After they placed their orders, Rook came right back to it. “It’s still the odd sock,” he said. “If someone’s going to prepare her whole life like your mother did for a concert career, she doesn’t just drop it. It’s like an athlete training for the Olympics only to walk away from the starting blocks to become a personal trainer. Great gig, but after all that sacrifice and training?”
“I hear you, but what about what Emile said about changing passions?”
“Uh, with all due respect?
Merde
. I refer you back to my Olympics versus personal trainer theory. One’s a passion, the other is a J-O-B job.”

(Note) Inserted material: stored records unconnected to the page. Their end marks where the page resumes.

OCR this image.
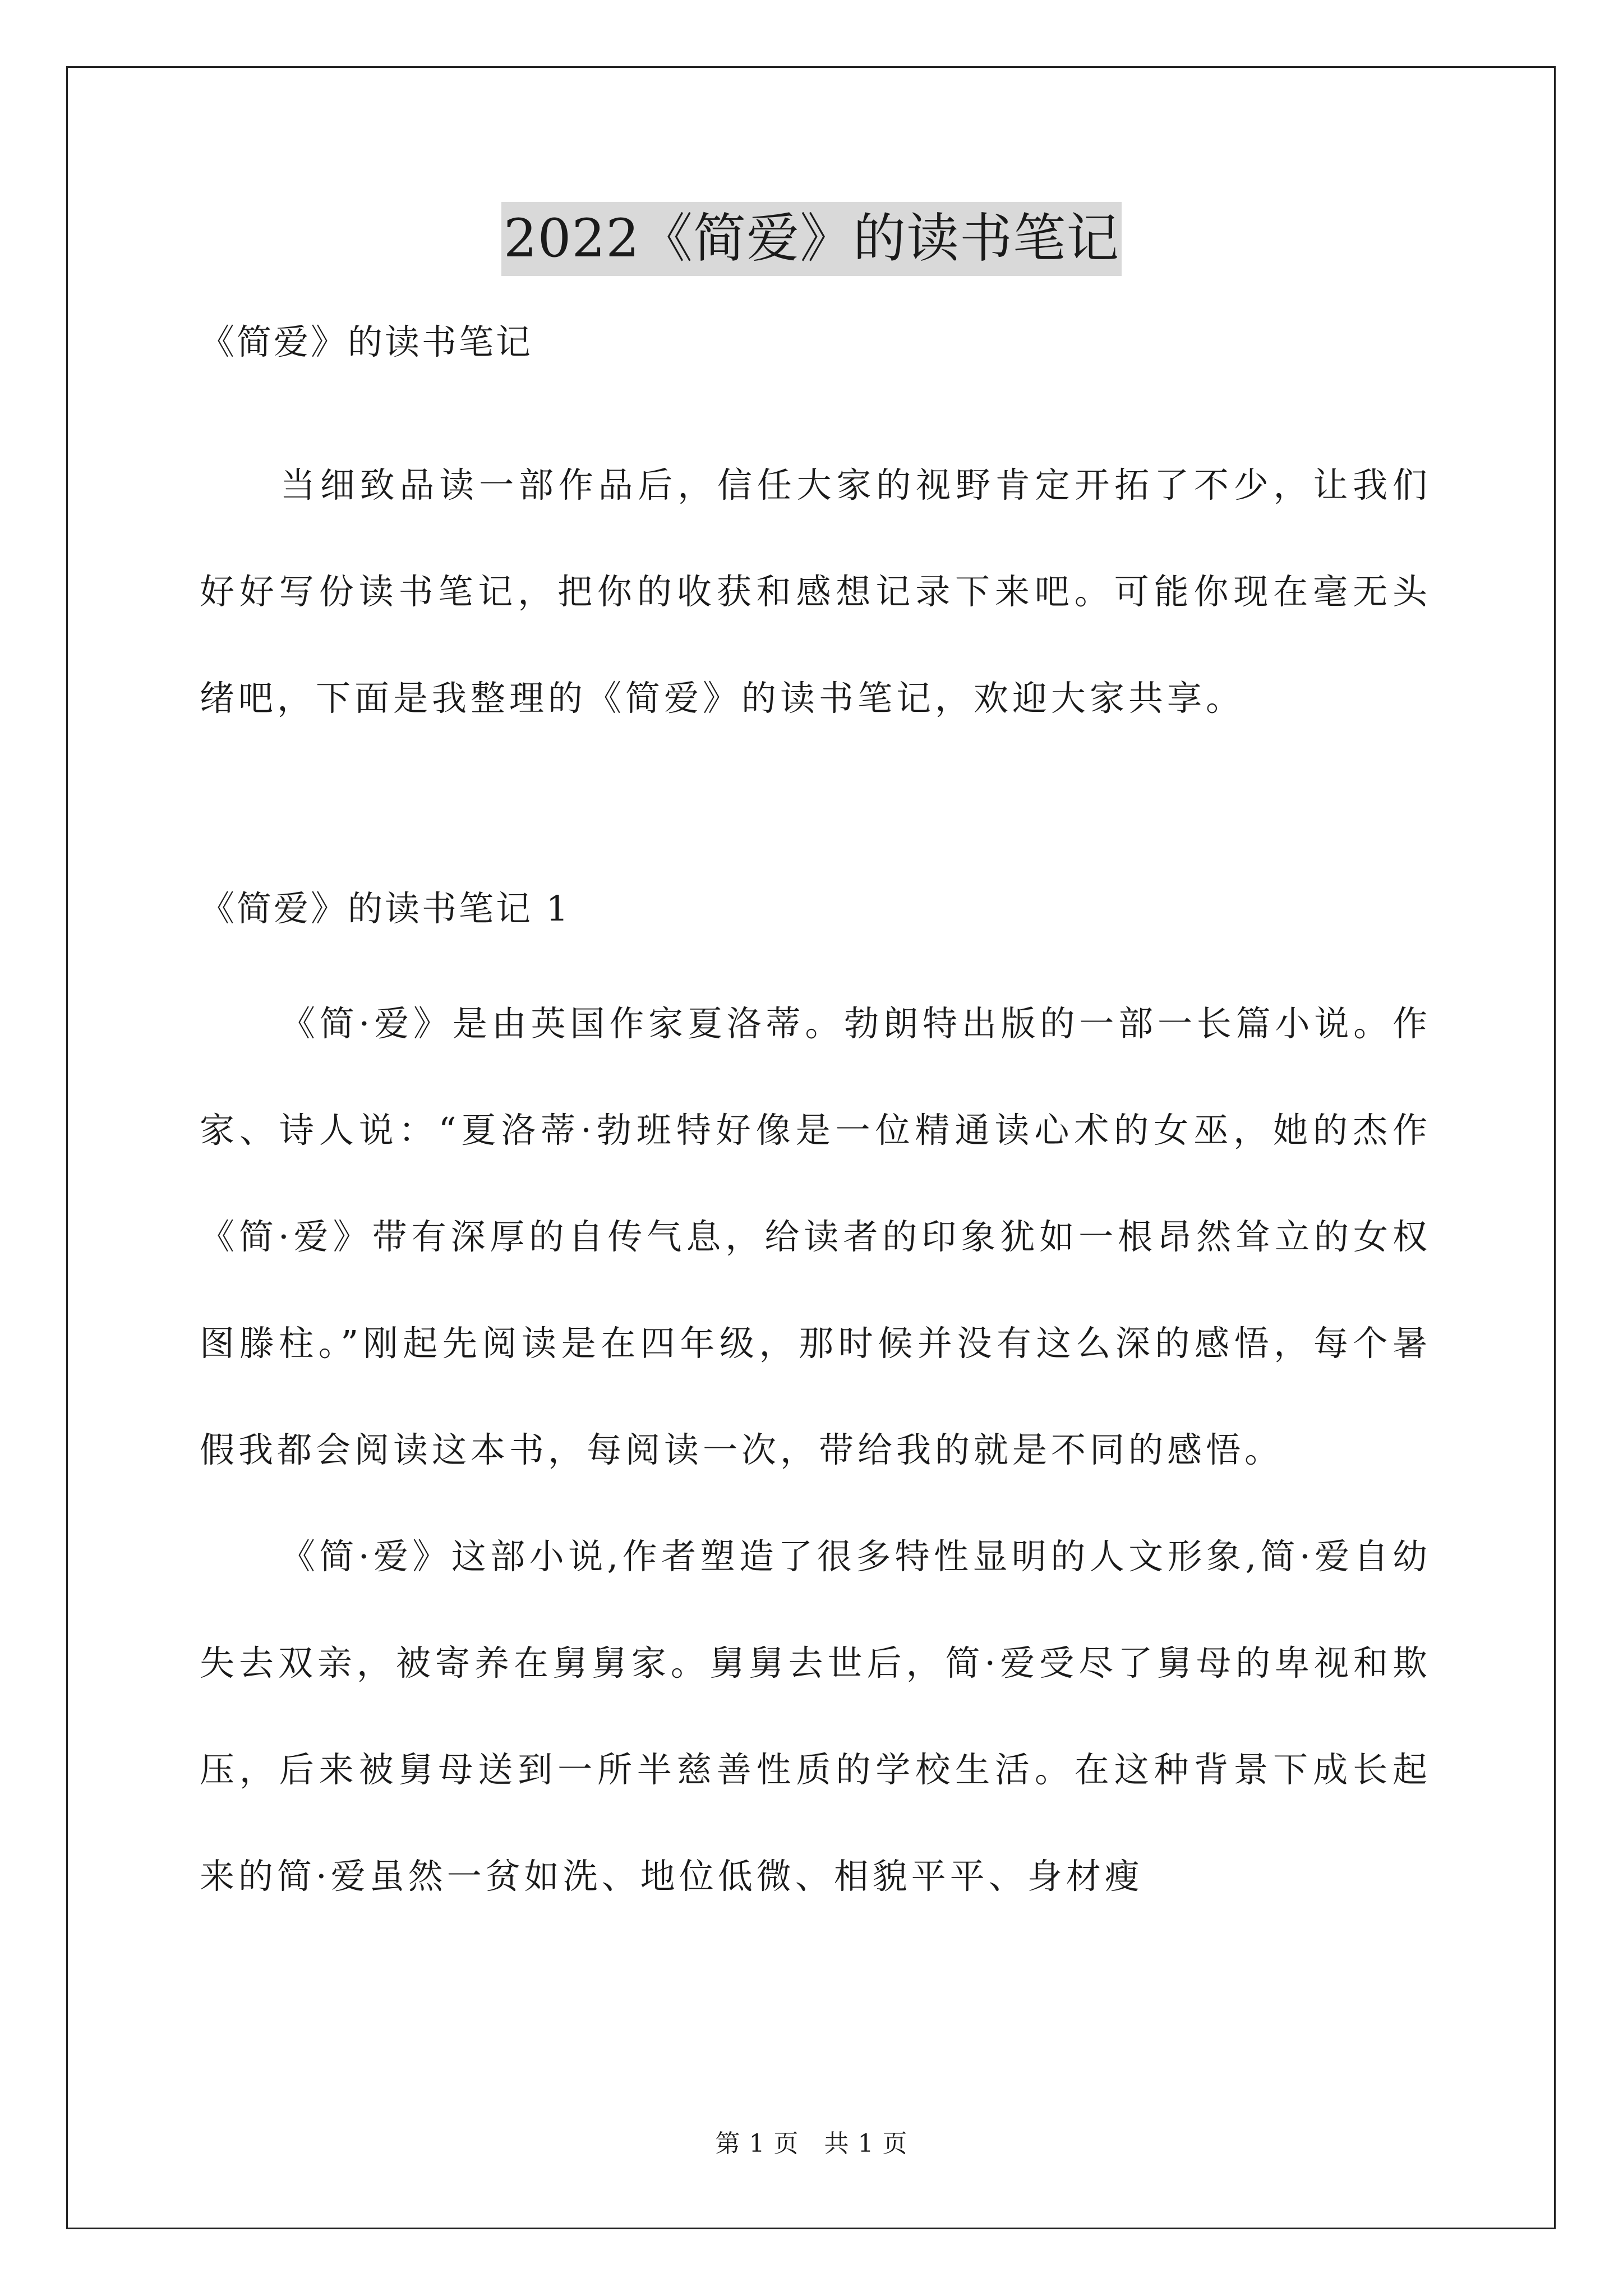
2022《简爱》的读书笔记
《简爱》的读书笔记

当细致品读一部作品后，信任大家的视野肯定开拓了不少，让我们好好写份读书笔记，把你的收获和感想记录下来吧。可能你现在毫无头绪吧，下面是我整理的《简爱》的读书笔记，欢迎大家共享。

《简爱》的读书笔记 1

《简·爱》是由英国作家夏洛蒂。勃朗特出版的一部一长篇小说。作家、诗人说：“夏洛蒂·勃班特好像是一位精通读心术的女巫，她的杰作《简·爱》带有深厚的自传气息，给读者的印象犹如一根昂然耸立的女权图滕柱。”刚起先阅读是在四年级，那时候并没有这么深的感悟，每个暑假我都会阅读这本书，每阅读一次，带给我的就是不同的感悟。

《简·爱》这部小说,作者塑造了很多特性显明的人文形象,简·爱自幼失去双亲，被寄养在舅舅家。舅舅去世后，简·爱受尽了舅母的卑视和欺压，后来被舅母送到一所半慈善性质的学校生活。在这种背景下成长起来的简·爱虽然一贫如洗、地位低微、相貌平平、身材瘦

第 1 页 共 1 页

Heat said, “All right, maybe it wasn’t necessarily a passion, but you saw her face in those pictures. My mom was having a ball. And probably earning just enough money to make it hard to quit. Maybe the work got to become golden handcuffs.”
“Not that the subject of handcuffs doesn’t titillate me, but that’s also a hard sell. Responsible young woman turns into Paris Hilton in one summer? Doubtful.” His salad and her soup arrived. He took a bite of tender lentils and then continued, “Do you think she had something going with this Tyler Wynn?”
Heat put her fork down and leaned over her plate toward him. “You are talking about my mother.”